De la carta de san Policarpo, obispo y mártir, a los Filipenses(Caps. 3,1-5,2: Funk 1,269-273)ARMÉMONOS CON LAS ARMAS DE LA JUSTICIA
No es por propia iniciativa mía, hermanos, que os escribo estas cosas referentes a la
justicia, sino que lo hago porque vosotros mismos me habéis incitado a ello. Porque ni yo
ni persona alguna semejante a mí puede competir con la sabiduría del bienaventurado y
glorioso apóstol Pablo, el cual, viviendo entre vosotros y hablando cara a cara con los
hombres que vivían en aquel entonces en vuestra Iglesia, enseñó con exactitud y con
fuerza la palabra de verdad y, después de su partida, os escribió una carta, que, si
estudiáis con atención, os edificará en aquella fe, madre de todos nosotros, que va
seguida de la esperanza y precedida del amor a Dios, a Cristo y al prójimo. El que
permanece en estas virtudes cumple los mandamientos de la justicia, porque quien posee
la caridad está muy lejos de todo pecado.

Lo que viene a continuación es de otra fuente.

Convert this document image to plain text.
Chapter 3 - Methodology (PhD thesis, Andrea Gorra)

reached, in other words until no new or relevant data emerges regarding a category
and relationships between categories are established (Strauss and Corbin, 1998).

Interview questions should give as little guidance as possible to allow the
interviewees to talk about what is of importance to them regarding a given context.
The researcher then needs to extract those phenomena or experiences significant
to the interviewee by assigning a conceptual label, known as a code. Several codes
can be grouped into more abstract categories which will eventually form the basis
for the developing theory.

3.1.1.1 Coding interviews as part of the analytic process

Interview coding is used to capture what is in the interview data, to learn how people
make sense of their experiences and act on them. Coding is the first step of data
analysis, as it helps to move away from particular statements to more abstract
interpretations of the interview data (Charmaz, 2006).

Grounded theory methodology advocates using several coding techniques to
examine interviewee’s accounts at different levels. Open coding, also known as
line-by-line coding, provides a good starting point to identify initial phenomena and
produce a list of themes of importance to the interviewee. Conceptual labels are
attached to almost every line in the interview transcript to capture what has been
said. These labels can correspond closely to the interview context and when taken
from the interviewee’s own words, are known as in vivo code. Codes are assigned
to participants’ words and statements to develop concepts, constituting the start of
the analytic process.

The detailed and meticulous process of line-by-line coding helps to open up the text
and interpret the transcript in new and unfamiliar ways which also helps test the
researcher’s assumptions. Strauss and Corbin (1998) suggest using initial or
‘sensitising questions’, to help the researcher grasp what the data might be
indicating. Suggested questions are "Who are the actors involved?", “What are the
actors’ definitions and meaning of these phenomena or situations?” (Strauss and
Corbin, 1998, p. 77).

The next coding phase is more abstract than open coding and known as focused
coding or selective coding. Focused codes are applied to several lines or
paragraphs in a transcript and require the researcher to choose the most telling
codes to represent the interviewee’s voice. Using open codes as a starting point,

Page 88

La codicia es la raíz de todos los males. Sabiendo, pues, que sin nada vinimos al mundo
y sin nada nos iremos de él, armémonos con las armas de la justicia e instruyámonos
primero a nosotros mismos a caminar según los mandamientos del Señor. Enseñad
también a vuestras esposas a caminar en la fe que les fue dada, en la caridad y en la
castidad; que aprendan a ser fieles y cariñosas con sus maridos, a amar castamente a
todos y a educar a sus hijos en el temor de Dios. Que las viudas sean prudentes en la fe
del Señor y que oren sin cesar por todos, apartándose de toda calumnia, maledicencia,
falso testimonio, amor al dinero, y alejándose de todo mal. Que piensen que ellas son
como altar de Dios y que el Señor lo escudriña todo, pues nada se le oculta de nuestros
pensamientos ni de nuestros sentimientos ni de los secretos más íntimos de nuestro
corazón.
Y, ya que sabemos que con Dios no se juega, nuestro deber es caminar de una manera
digna de sus mandamientos y de su voluntad. De una manera semejante, que los
diáconos sean irreprochables ante la santidad de Dios, como ministros que son del Señor y
de Cristo, no de los hombres: que no sean calumniadores ni dobles en sus palabras ni
amantes del dinero, sino castos en todo, compasivos, caminando conforme a la verdad del
Señor, que quiso ser el servidor de todos. Si le somos agradables en esta vida,
recibiremos, como premio, la vida futura, tal como nos lo ha prometido el Señor al
decirnos que nos resucitará de entre los muertos y que, si nuestra conducta es digna de él
y conservamos la fe, reinaremos también con él.